If you’re tired of the typical doom and gloom being written about the Chinese economy, you might want to look at what Noah Smith is saying over at Bloomberg Views.
This assistant professor of finance at Stony Brook University in New York writes that while a permanent Chinese slowdown is possible, it’s highly unlikely. Though the country is experiencing the bursting of a land price bubble, combined with vast industrial overcapacity, he thinks China has a lot more room to grow.
He said “the country’s per capita gross domestic product, measured in purchasing power parity terms, is still only about $13,000. Japan, in contrast, stands at about $38,000 and South Korea at more than $35,000.” Smith finds it unlikely that the average Chinese person would max out at just one-third as productive as a Japanese or Korean person.
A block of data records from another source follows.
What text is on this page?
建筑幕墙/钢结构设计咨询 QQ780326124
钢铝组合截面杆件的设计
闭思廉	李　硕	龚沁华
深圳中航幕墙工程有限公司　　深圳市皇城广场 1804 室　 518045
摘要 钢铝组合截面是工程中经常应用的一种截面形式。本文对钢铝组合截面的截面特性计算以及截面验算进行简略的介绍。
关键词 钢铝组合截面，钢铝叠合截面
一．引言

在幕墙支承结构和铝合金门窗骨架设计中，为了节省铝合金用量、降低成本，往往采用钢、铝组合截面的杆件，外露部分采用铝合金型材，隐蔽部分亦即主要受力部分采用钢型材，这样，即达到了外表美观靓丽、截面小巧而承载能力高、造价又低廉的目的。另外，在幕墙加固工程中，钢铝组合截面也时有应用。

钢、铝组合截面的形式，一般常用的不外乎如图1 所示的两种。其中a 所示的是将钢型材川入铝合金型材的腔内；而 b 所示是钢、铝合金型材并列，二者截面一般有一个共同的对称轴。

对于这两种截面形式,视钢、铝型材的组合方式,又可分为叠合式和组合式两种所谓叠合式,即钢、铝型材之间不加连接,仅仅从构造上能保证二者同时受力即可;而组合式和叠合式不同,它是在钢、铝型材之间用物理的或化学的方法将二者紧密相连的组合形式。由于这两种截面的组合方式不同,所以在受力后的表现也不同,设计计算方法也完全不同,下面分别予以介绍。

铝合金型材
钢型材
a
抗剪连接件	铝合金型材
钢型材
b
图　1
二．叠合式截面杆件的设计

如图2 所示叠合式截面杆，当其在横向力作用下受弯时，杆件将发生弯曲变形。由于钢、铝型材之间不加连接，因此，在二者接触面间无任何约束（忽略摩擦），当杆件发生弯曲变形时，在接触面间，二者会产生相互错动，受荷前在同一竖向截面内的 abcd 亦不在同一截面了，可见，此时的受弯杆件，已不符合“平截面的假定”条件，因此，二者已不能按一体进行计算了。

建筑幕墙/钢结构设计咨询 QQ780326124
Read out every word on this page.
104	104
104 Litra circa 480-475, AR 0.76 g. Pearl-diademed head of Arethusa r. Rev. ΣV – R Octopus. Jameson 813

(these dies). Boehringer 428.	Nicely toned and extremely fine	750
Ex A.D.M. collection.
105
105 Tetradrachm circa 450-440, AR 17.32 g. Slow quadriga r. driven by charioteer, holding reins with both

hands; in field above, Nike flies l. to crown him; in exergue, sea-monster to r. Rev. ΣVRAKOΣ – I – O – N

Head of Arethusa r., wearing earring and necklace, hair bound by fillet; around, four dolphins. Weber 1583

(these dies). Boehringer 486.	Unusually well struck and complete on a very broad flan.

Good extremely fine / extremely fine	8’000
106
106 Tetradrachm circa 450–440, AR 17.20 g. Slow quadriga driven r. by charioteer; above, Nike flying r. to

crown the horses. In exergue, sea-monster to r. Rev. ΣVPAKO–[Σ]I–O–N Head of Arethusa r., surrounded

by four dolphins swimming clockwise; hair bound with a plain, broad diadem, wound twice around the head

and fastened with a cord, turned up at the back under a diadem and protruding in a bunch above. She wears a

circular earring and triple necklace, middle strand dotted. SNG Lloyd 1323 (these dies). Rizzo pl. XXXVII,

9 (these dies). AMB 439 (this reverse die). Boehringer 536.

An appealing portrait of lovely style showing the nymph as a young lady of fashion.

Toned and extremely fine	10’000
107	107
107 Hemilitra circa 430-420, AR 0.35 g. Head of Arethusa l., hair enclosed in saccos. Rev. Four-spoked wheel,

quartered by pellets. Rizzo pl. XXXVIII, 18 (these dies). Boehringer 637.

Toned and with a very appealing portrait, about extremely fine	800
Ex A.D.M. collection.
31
He points to two big reasons for believing China has a longer road to run. First, is its huge size. “A large, dense market gives rise to agglomeration effects, where companies want to locate near to consumers, and consumers — who are also workers — want to live near their employers.”
Smith also likes that China is open to foreign technology. And while a significant part comes from stealing from competitor nations, some of it comes from reverse engineering to create their own products.
And while the authoritarian government will eventually limit the country’s potential for growth, China could see GDP reach 70% of the levels seen in Japan and South Korea.
He points to two economists at the Federal Reserve Bank of St. Louis who have found that if China reaches South Korean levels of income, it will grow robustly throughout the 2020s and then slow down.
Based on this Smith expects this economic downturn to be a minor stumble with growth returning to 7%. He says the “country has one big run left in it” and expects it to last for much of the 2020s.